Pour améliorer le système cardiovasculaire des victimes d’accidents vasculaires cérébraux, vous avez également fait des recherches sur une forme spéciale d’entrainement sur tapis de course robotisé.

Il ne s’agit pas seulement des patient-e-s victimes d’un accident vasculaire cérébral, mais aussi du groupe le plus important de personnes souffrant de dommages neurologiques. Cela concerne tout autant les patient-e-s atteints de sclérose en plaques ou de la maladie de Parkinson que les enfants souffrant d’une infirmité motrice cérébrale.

Sur quoi exactement ont porté vos recherches?

Nous avons principalement étudié la thérapie de marche. Elle existe depuis près de 20 ans déjà. Le corset d’un robot de réhabilitation apporte de la stabilité au patient, réduit le poids et peut aussi apporter un soutien actifau mouvement des articulations. Cela permet de s’entrainer à la marche de manière intensive. Il y a toutefois un problème: le ou la patiente patient peut se laisser entièrement porter par un tel corset. Il ou elle est alors simplement «suspendu-e» dans le dispositif, sans aucune réaction physiologique notable, par exemple sans aucune variation du rythme cardiaque ou respiratoire. La condition cardiovasculaire ne s’améliore pas de cette façon.

Comment changer cela?

Nous avons constaté que le feedback aux patient-es est utile.

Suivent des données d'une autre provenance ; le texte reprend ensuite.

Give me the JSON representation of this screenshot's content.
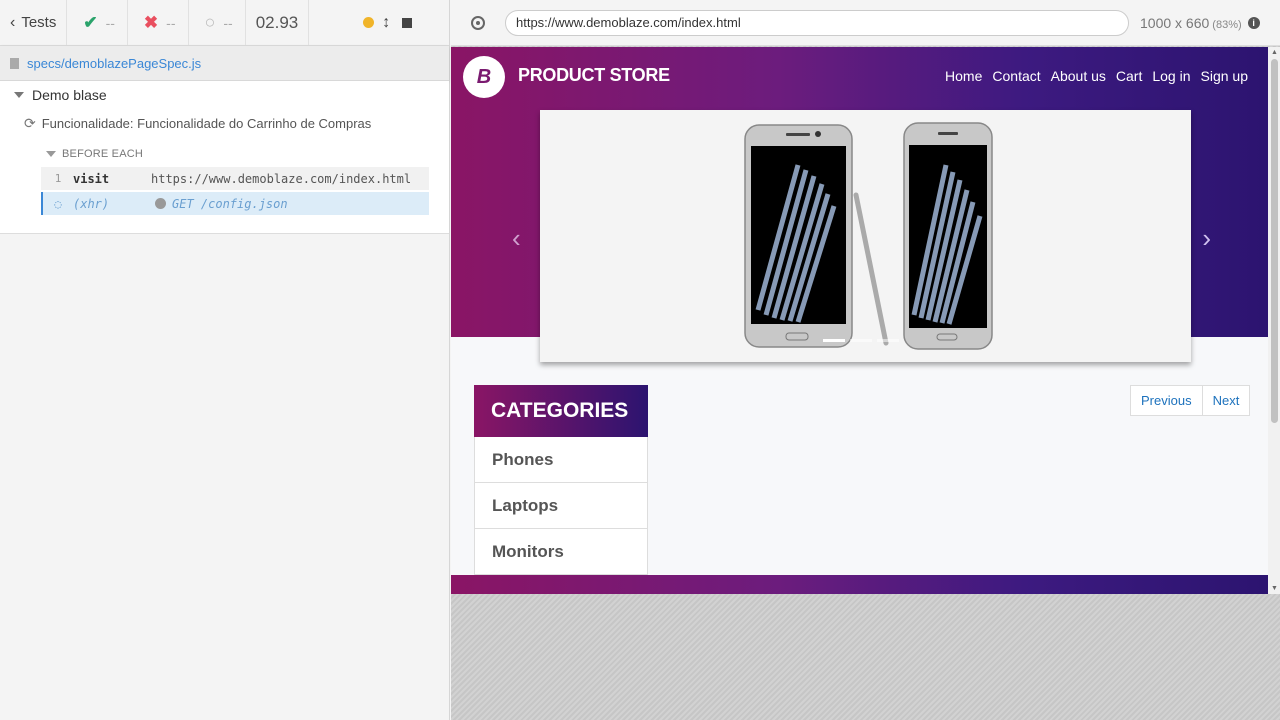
{
  "runner": {
    "tests_label": "Tests",
    "passed": "--",
    "failed": "--",
    "pending": "--",
    "duration": "02.93",
    "spec_file": "specs/demoblazePageSpec.js",
    "suite_title": "Demo blase",
    "test_title": "Funcionalidade: Funcionalidade do Carrinho de Compras",
    "hook_label": "BEFORE EACH",
    "commands": [
      {
        "num": "1",
        "name": "visit",
        "message": "https://www.demoblaze.com/index.html"
      },
      {
        "num": "",
        "name": "(xhr)",
        "message": "GET /config.json"
      }
    ]
  },
  "aut": {
    "url": "https://www.demoblaze.com/index.html",
    "viewport": "1000 x 660",
    "scale": "(83%)"
  },
  "site": {
    "brand": "PRODUCT STORE",
    "nav": [
      "Home",
      "Contact",
      "About us",
      "Cart",
      "Log in",
      "Sign up"
    ],
    "categories_title": "CATEGORIES",
    "categories": [
      "Phones",
      "Laptops",
      "Monitors"
    ],
    "pager": {
      "previous": "Previous",
      "next": "Next"
    }
  },
  "colors": {
    "brand_gradient_start": "#8a1565",
    "brand_gradient_end": "#2c1470",
    "link": "#3a87d6",
    "passed": "#2aa36b",
    "failed": "#e94f5f",
    "running": "#f0b429"
  }
}
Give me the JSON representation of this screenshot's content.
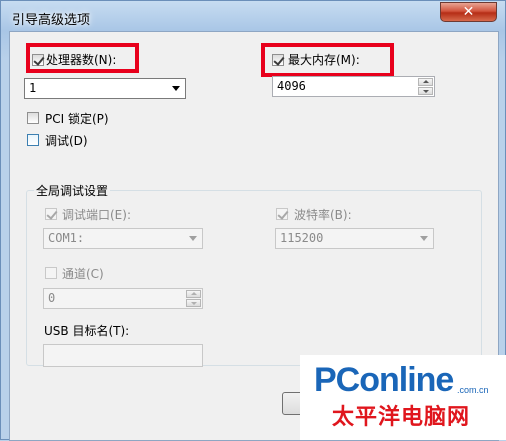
{
  "window": {
    "title": "引导高级选项",
    "close_glyph": "✕"
  },
  "processors": {
    "checkbox_label": "处理器数(N):",
    "checked": true,
    "selected_value": "1"
  },
  "max_memory": {
    "checkbox_label": "最大内存(M):",
    "checked": true,
    "value": "4096"
  },
  "pci_lock": {
    "label": "PCI 锁定(P)",
    "checked": false
  },
  "debug": {
    "label": "调试(D)",
    "checked": false
  },
  "global_debug": {
    "group_title": "全局调试设置",
    "debug_port": {
      "label": "调试端口(E):",
      "checked": true,
      "selected_value": "COM1:"
    },
    "baud_rate": {
      "label": "波特率(B):",
      "checked": true,
      "selected_value": "115200"
    },
    "channel": {
      "label": "通道(C)",
      "checked": false,
      "value": "0"
    },
    "usb_target": {
      "label": "USB 目标名(T):",
      "value": ""
    }
  },
  "watermark": {
    "brand_latin": "PConline",
    "brand_suffix": ".com.cn",
    "brand_cn": "太平洋电脑网"
  },
  "colors": {
    "highlight": "#e8001c",
    "title_gradient_top": "#c7dcf1",
    "close_button": "#c8432a",
    "watermark_blue": "#1a66b8",
    "watermark_red": "#e0161d"
  }
}
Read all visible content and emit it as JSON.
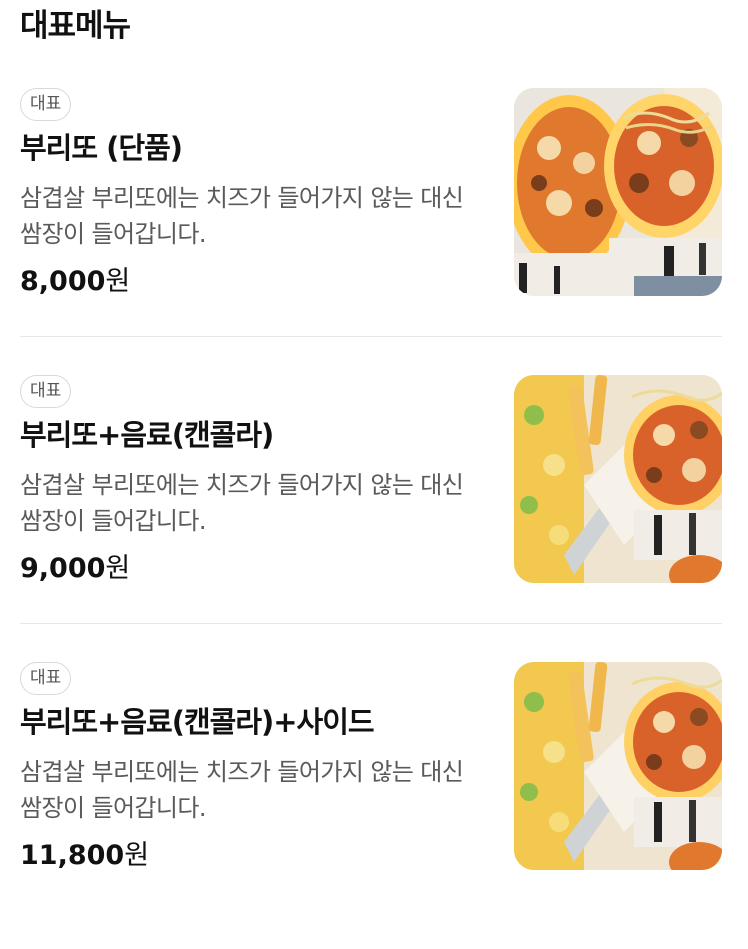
{
  "section_title": "대표메뉴",
  "items": [
    {
      "badge": "대표",
      "name": "부리또 (단품)",
      "description": "삼겹살 부리또에는 치즈가 들어가지 않는 대신 쌈장이 들어갑니다.",
      "price": "8,000",
      "currency": "원",
      "image_icon": "burrito-photo"
    },
    {
      "badge": "대표",
      "name": "부리또+음료(캔콜라)",
      "description": "삼겹살 부리또에는 치즈가 들어가지 않는 대신 쌈장이 들어갑니다.",
      "price": "9,000",
      "currency": "원",
      "image_icon": "burrito-set-photo"
    },
    {
      "badge": "대표",
      "name": "부리또+음료(캔콜라)+사이드",
      "description": "삼겹살 부리또에는 치즈가 들어가지 않는 대신 쌈장이 들어갑니다.",
      "price": "11,800",
      "currency": "원",
      "image_icon": "burrito-set-photo"
    }
  ]
}
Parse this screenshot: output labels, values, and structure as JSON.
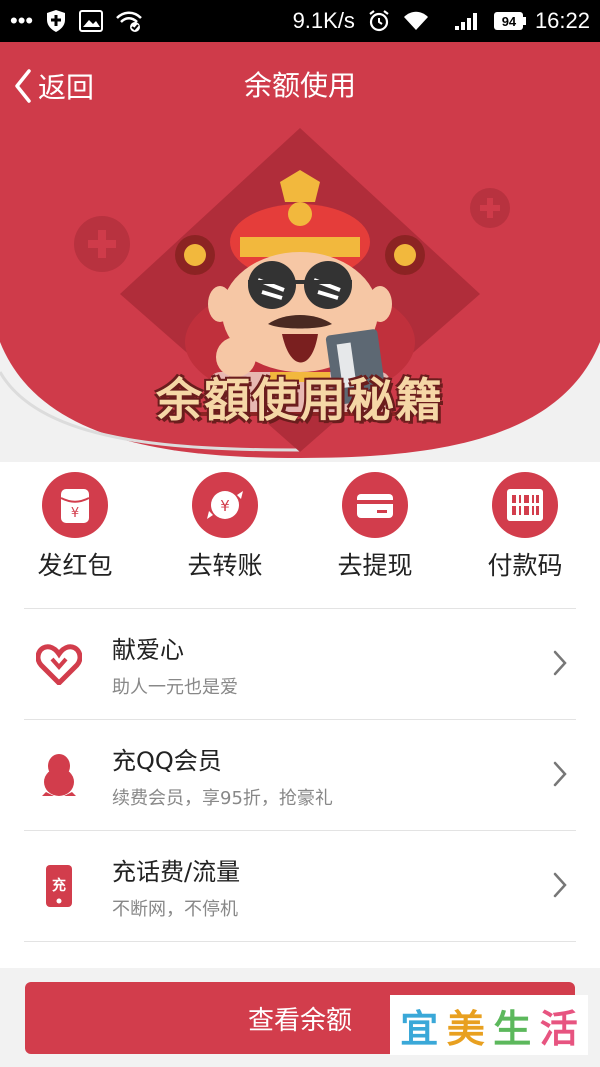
{
  "status_bar": {
    "speed": "9.1K/s",
    "battery": "94",
    "time": "16:22",
    "dots": "•••"
  },
  "nav": {
    "back_label": "返回",
    "title": "余额使用"
  },
  "hero": {
    "banner_text": "余額使用秘籍"
  },
  "actions": [
    {
      "label": "发红包",
      "icon": "red-envelope-icon"
    },
    {
      "label": "去转账",
      "icon": "transfer-icon"
    },
    {
      "label": "去提现",
      "icon": "card-icon"
    },
    {
      "label": "付款码",
      "icon": "barcode-icon"
    }
  ],
  "list": [
    {
      "title": "献爱心",
      "subtitle": "助人一元也是爱",
      "icon": "heart-icon"
    },
    {
      "title": "充QQ会员",
      "subtitle": "续费会员，享95折，抢豪礼",
      "icon": "penguin-icon"
    },
    {
      "title": "充话费/流量",
      "subtitle": "不断网，不停机",
      "icon": "phone-icon"
    }
  ],
  "button": {
    "label": "查看余额"
  },
  "watermark": {
    "chars": [
      "宜",
      "美",
      "生",
      "活"
    ]
  },
  "colors": {
    "primary": "#d23d4c",
    "hero_bg": "#cf3b4a",
    "gold": "#f2b83d"
  }
}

Un écran leur indique la performance à atteindre. Cela leur demande d’utiliser de l’énergie. Cela les motive à atteindre l’objectif fixé. L’effort se traduit alors aussi par un effet d’entrainement.

Dans quelle mesure un tel entrainement avec feedback augmente-t-il l’efficacité?

Après un accident vasculaire cérébral, il y a une récupération naturelle sans entrainement spécifique. Rien que la vie quotidienne ou d’autres mesures de rééducation permettent une amélioration de 20% de la condition physique générale des patient-e-s après environ six mois. Cela signifie que l’oxygénation de leur sang a augmenté de 20%. Lors de notre étude sur l’entrainement avec feedback, cet objectif était atteint en quatre semaines seulement. Nous avons été les premiers à combiner les deux aspects de la rééducation à la marche et de la remise en forme, qui ont un effet positif l’un sur l’autre. Notre mission consiste en permanence à améliorer le quotidien des patient-e-s.